Britain edged closer to military action to help the tens of thousands trapped on Mount Sinjar in Iraq today, as horrific reports continued to emerge of a people in a “scramble for survival”.
Pressure is mounting on countries around the world to join the US in a military intervention which Barack Obama has said is necessary to prevent “an act of genocide”.
Speaking after he returned from his holiday a day early to chair a meeting of the Government's emergency committee, Cobra, David Cameron confirmed the UK would “play a role” in delivering a plan to rescue the stranded Yazidi people.
France announced today that it would start supplying arms to the Kurdish forces who are on the front line against the Islamist militants Isis.
And on Tuesday around 130 US soldiers arrived in the Kurdish capital of Irbil, in what the Pentagon described as a temporary mission to help coordinate the rescue of some 50,000 civilians trapped up the mountain.
Mr Cameron said the UK involvement remained a humanitarian mission that would branch out from simply giving supplies to those trapped.
He said that Britain was helping to deliver ammunition to the Kurdish fighters - but drew the line at directly supplying them with weapons as the French have now pledged to do.
The Prime Minister added: “The first thing is to deal with this desperate humanitarian situation with people who are exposed, starving and dying of thirst...getting them to a place of safety.”
Though so many Yazidi remain on the mountain, others have now made their own gruelling efforts to escape - and have spoken to reporters about their persecution at the hands of Isis.
Survivors reaching Dohuk in northern Iraq said their nightmare in Sinjar began when the town was shelled by Islamists last week.
The Kurdish-speaking population fled up the mountain – a barren landscape ill-equipped to cater for the needs of so many desperate people.
Khalaf Hajji, who used to work at a school, said: “When we went up the mountain, snipers were firing at us. The girls were throwing themselves off the top of the mountain. We have lost all our faith in Iraq. They have hundreds of our women.”
Speaking to BBC Breakfast from Irbil this morning, a volunteer who helped drop aid to the Yazidis said they tried to rescue as many as they could.
Taban Sami Shoresh said: “Mount Sinjar is completely hemmed by Isis terrorists so they have no way out. They are completely trapped. So when we deliver aid it's their only hope and their only way out.
“When the helicopter landed I've never seen so many people scramble for survival. You forget who you are. All they wanted to do was get on the plane to be saved, and we could only take so much. It's horrific. It's heartbreaking to see.
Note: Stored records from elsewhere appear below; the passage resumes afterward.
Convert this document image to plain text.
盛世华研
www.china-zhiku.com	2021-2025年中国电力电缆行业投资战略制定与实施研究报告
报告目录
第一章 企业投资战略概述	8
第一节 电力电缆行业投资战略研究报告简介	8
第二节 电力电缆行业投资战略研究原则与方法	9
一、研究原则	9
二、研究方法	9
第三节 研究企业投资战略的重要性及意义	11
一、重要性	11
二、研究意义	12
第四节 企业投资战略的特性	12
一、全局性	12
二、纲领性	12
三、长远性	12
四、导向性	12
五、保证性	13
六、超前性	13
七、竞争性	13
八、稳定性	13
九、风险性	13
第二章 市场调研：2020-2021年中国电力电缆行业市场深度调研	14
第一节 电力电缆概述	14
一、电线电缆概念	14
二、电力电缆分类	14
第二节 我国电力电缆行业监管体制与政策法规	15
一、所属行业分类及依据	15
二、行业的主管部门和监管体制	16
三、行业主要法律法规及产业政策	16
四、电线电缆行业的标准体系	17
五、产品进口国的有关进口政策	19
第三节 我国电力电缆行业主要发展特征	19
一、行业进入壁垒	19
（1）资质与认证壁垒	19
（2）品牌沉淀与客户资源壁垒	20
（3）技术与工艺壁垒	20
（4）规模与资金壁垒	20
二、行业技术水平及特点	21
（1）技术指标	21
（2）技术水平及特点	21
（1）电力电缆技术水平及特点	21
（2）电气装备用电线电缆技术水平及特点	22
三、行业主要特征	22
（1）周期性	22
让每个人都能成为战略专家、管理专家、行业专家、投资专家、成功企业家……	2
“The world needs to open up their eyes to try and help them. We can't watch 30,000 people just die. That's complete genocide.”
Speaking to ITV News, the Kurdish government's key presidential advisor Hemen Hawrami warned that Britain and the rest of the world face the threat of terror attacks at home if they do not fight Isis in the Middle East.
He said Kurdish forces need "advisors, aerial support and armament" from the international community, adding: "We cannot fight back these heavy weapons of IS, this terror state, alone because the source of their financials. This is a real strategic threat to us and also to the international security as well."
The RAF has now made five successful aid drops on Mount Sinjar over the course of three nights, including thousands of reusable water purification containers and shelter kits to provide shade from the 40C (104F) heat.
But among those calling for David Cameron to do more was Colonel Tim Collins, famous for the inspirational speech he delivered to troops on the eve of the 2003 Iraq War.
Writing in the Daily Telegraph, he said the aid drops were a “pebble in the ocean” and that ancient civilisations could be “extinguished” if Britain does not send in troops as well as arming and training the Kurdish Peshmerga fighters.
The former Defence Secretary Liam Fox has also demanded Britain join the US raids on the IS militants.
He backed the use of the military to protect Iraqi civilians from “barbaric” jihadists, writing in the Mail that the West’s reaction to the crisis had been “catastrophic complacency”.
General Sir Mike Jackson, professional head of the Army during the Iraq War, said there is a “moral duty” to help with the humanitarian response.
He told the newspaper he would have “no difficulty at all” in saying the UK should be alongside the US to up the “British ante” to the use of airpower on humanitarian grounds.
Labour’s Douglas Alexander, the shadow Foreign Secretary, welcomed the use of British military assets to help provide aid – but stopped short of joining calls for the UK to take part in a US-style direct intervention.
And the Labour MP Graham Allen hit out at those calling for UK air strikes, saying: “Many MPs who voted for the Iraq war, started this blood-letting and the creation of Isis, have learnt nothing and bay for yet more violence.”